Thursday, May 22, 2014

The impact of the liberalisation of the telecommunications sector on the Jamaican economy, culture and communications

Digicel is a privately held firm owned by Denis O‟Brien a Boston College educated, Irishman. Forbes magazine in 2010 estimated his net worth at US$4.2B placing him 254 on the Forbes rich list. In April 2001, when Digicel launched its GSM mobile service in Jamaica, the company anticipated reaching the 100,000 customer plateau by the end of its first year in operation. Instead, it hit the 100,000 mark a mere 100 days after launch. Never before in the country's history of mobile telecommunications had such tremendous growth been seen in a network, as Digicel broke record after record on its way to surpassing its major competitor as the mobile provider with the largest customer base in the island.

Digicel raised the bar where an acceptable level of network coverage was concerned. Jamaicans living in rural parishes finally had a genuine option for mobile communications. With an island-wide network of over 1,000 cellular towers spread across all 14 parishes, Digicel firmly established itself as the mobile provider with the premier network coverage across the country. The company's approach of affordable phones, a user-friendly approach and mass marketing earned Digicel a leading place in the market that it astutely defended. From its inception to this very day Digicel has helped mold and shape Jamaica in a wide variety of ways, their arrival in the island was truly a catalyst that set the telecommunications sector in motion.

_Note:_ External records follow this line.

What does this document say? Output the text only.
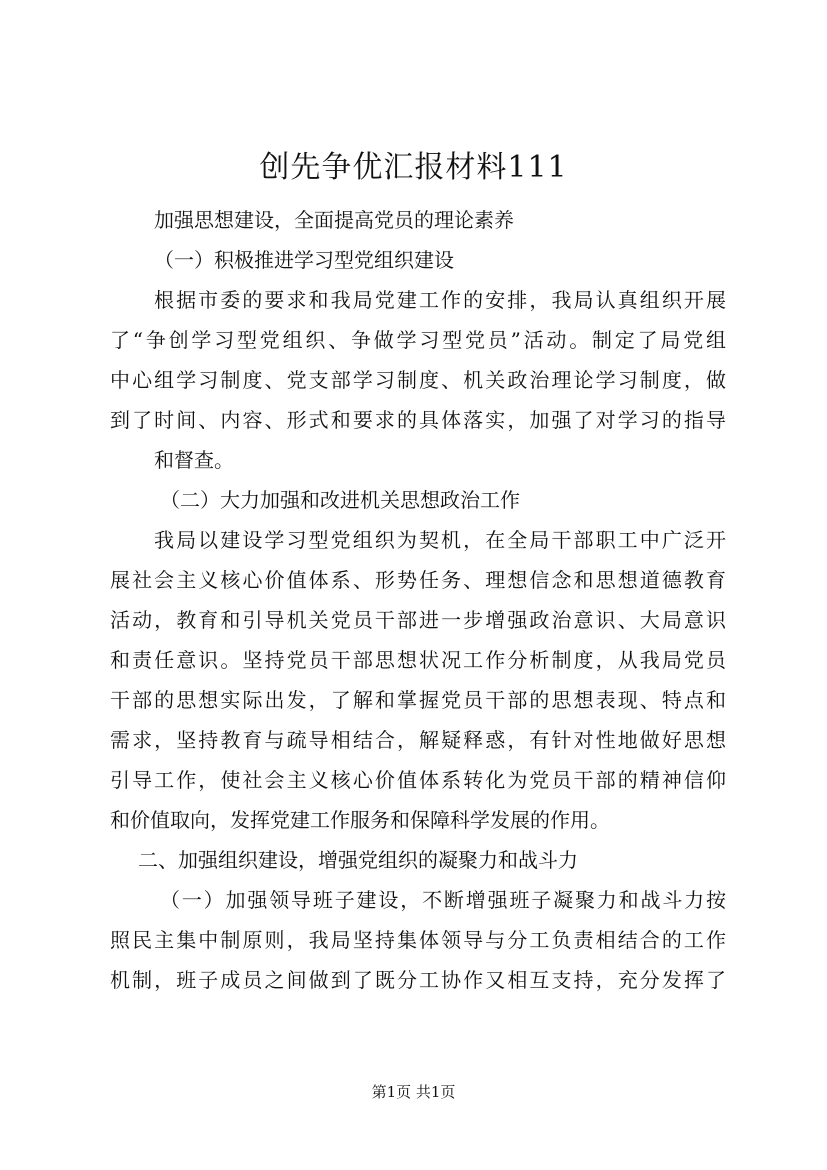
创先争优汇报材料111
加强思想建设，全面提高党员的理论素养
（一）积极推进学习型党组织建设
根据市委的要求和我局党建工作的安排，我局认真组织开展
了“争创学习型党组织、争做学习型党员”活动。制定了局党组
中心组学习制度、党支部学习制度、机关政治理论学习制度，做
到了时间、内容、形式和要求的具体落实，加强了对学习的指导
和督查。
（二）大力加强和改进机关思想政治工作
我局以建设学习型党组织为契机，在全局干部职工中广泛开
展社会主义核心价值体系、形势任务、理想信念和思想道德教育
活动，教育和引导机关党员干部进一步增强政治意识、大局意识
和责任意识。坚持党员干部思想状况工作分析制度，从我局党员
干部的思想实际出发，了解和掌握党员干部的思想表现、特点和
需求，坚持教育与疏导相结合，解疑释惑，有针对性地做好思想
引导工作，使社会主义核心价值体系转化为党员干部的精神信仰
和价值取向，发挥党建工作服务和保障科学发展的作用。
二、加强组织建设，增强党组织的凝聚力和战斗力
（一）加强领导班子建设，不断增强班子凝聚力和战斗力按
照民主集中制原则，我局坚持集体领导与分工负责相结合的工作
机制，班子成员之间做到了既分工协作又相互支持，充分发挥了
第1页 共1页
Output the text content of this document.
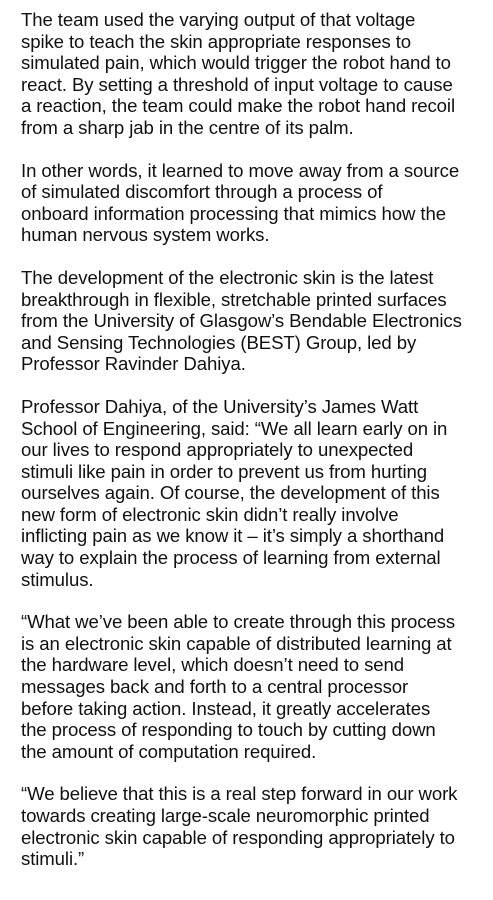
The team used the varying output of that voltage
spike to teach the skin appropriate responses to
simulated pain, which would trigger the robot hand to
react. By setting a threshold of input voltage to cause
a reaction, the team could make the robot hand recoil
from a sharp jab in the centre of its palm.

In other words, it learned to move away from a source
of simulated discomfort through a process of
onboard information processing that mimics how the
human nervous system works.

The development of the electronic skin is the latest
breakthrough in flexible, stretchable printed surfaces
from the University of Glasgow’s Bendable Electronics
and Sensing Technologies (BEST) Group, led by
Professor Ravinder Dahiya.

Professor Dahiya, of the University’s James Watt
School of Engineering, said: “We all learn early on in
our lives to respond appropriately to unexpected
stimuli like pain in order to prevent us from hurting
ourselves again. Of course, the development of this
new form of electronic skin didn’t really involve
inflicting pain as we know it – it’s simply a shorthand
way to explain the process of learning from external
stimulus.

“What we’ve been able to create through this process
is an electronic skin capable of distributed learning at
the hardware level, which doesn’t need to send
messages back and forth to a central processor
before taking action. Instead, it greatly accelerates
the process of responding to touch by cutting down
the amount of computation required.

“We believe that this is a real step forward in our work
towards creating large-scale neuromorphic printed
electronic skin capable of responding appropriately to
stimuli.”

Liberalisation of the telecommunications market commenced with the granting of two new carrier licences for the provision of domestic mobile voice, data, and information services. Each mobile entrant used a different technology for its mobile network. Mossel (which operates under the trade name Digicel) commenced service in April 2001 using Global System of Mobile (GSM) Communications; later that year Oceanic Digital Jamaica (now Claro) commenced operation deploying Code Division Multi Access (CDMA); while C&WJ, who had been offering mobile services in Jamaica since 1991, employed Time Division Multi Access (TDMA). CWJ subsequently switched from TDMA to GSM, similar to Digicel except that they operate on different frequencies. Competition in the provider market is always beneficial to the customer so as to ensure maximum value for their money.

Flow offers what it calls its Triple Play services to residential consumers: digital cable TV, digital landline and broadband internet access. Flow has the highest capacity broadband network in the country with 320 Gbps capability with excess capacity of approximately 75%. Since the entry of Flow in 2005 the cost of ADSL and other broadband services have fallen in excess of 60%. This has impacted our culture as well being able to bring Jamaicans that much closer to a first world technological experience even though we are considered a third world country. Allowing information of all shapes and sizes to be readily accessible by the masses; this has help speed up the cultural imperialization of our country to better match the ideals and values of the world of large. 
Digicel has made a large impact on Jamaica economically through bout their corporate actions and through the Digicel Foundation's exemplary charity work. Most recently though the building of a US$65M headquarters in downtown Kingston, an area that has been blighted by urban flight. The headquarters is expected to house 1,000 employees and politicians and real estate agents are expecting that this will be a catalyst for growth and renewal in the downtown business district. This is poised to bring in a lot of new businesses and interest in the area. We can see this already with the introduction of a Domino's pizza store and increased pedestrian traffic down by the waterfront properties.

In response to Digicel entering the telecommunications market; C&WJ in 2008, embarked on a new high risk transformation strategy which included corporate re-branding and changing its name from C&WJ to LIME. Since the emergence of Digicel LIME has essentially been playing a constant game of catch up trying to hold on to what little of the market-share they still have. This has led to a fair amount of promotions and network improvements beneficial to the customers such as their 3G network upgrade and launching the Caribbean's first mobile television service. This show of technological improvement pushed Digicel to one up LIME by implementing 4G technology and upgrading their own network to better facilitate their customers growing mobile needs. Most recently LIME launched a $2.99 campaign on call rates to which Digicel countered with a flurry of call plans to give the customer the best available call rate to suit their needs. In our currently declining economy value for money is a major concern for customers no matter what company you side with.

With all that being said it seems like Digicel was one of if not the biggest catalyst for technological change in the recent history of Jamaica. This is seen from the direct impact they have made on the telecommunications industry as well as indirectly pushing the competition to step their game up and not just rest on their laurels. This primarily helps Jamaica as a whole to step forward into the technological information age and become self aware that just as they take notice of other countries they are being watched as well. As stated previously the impact can be seen in a variety of ways but more so on Jamaica's economy, culture and communications advancement.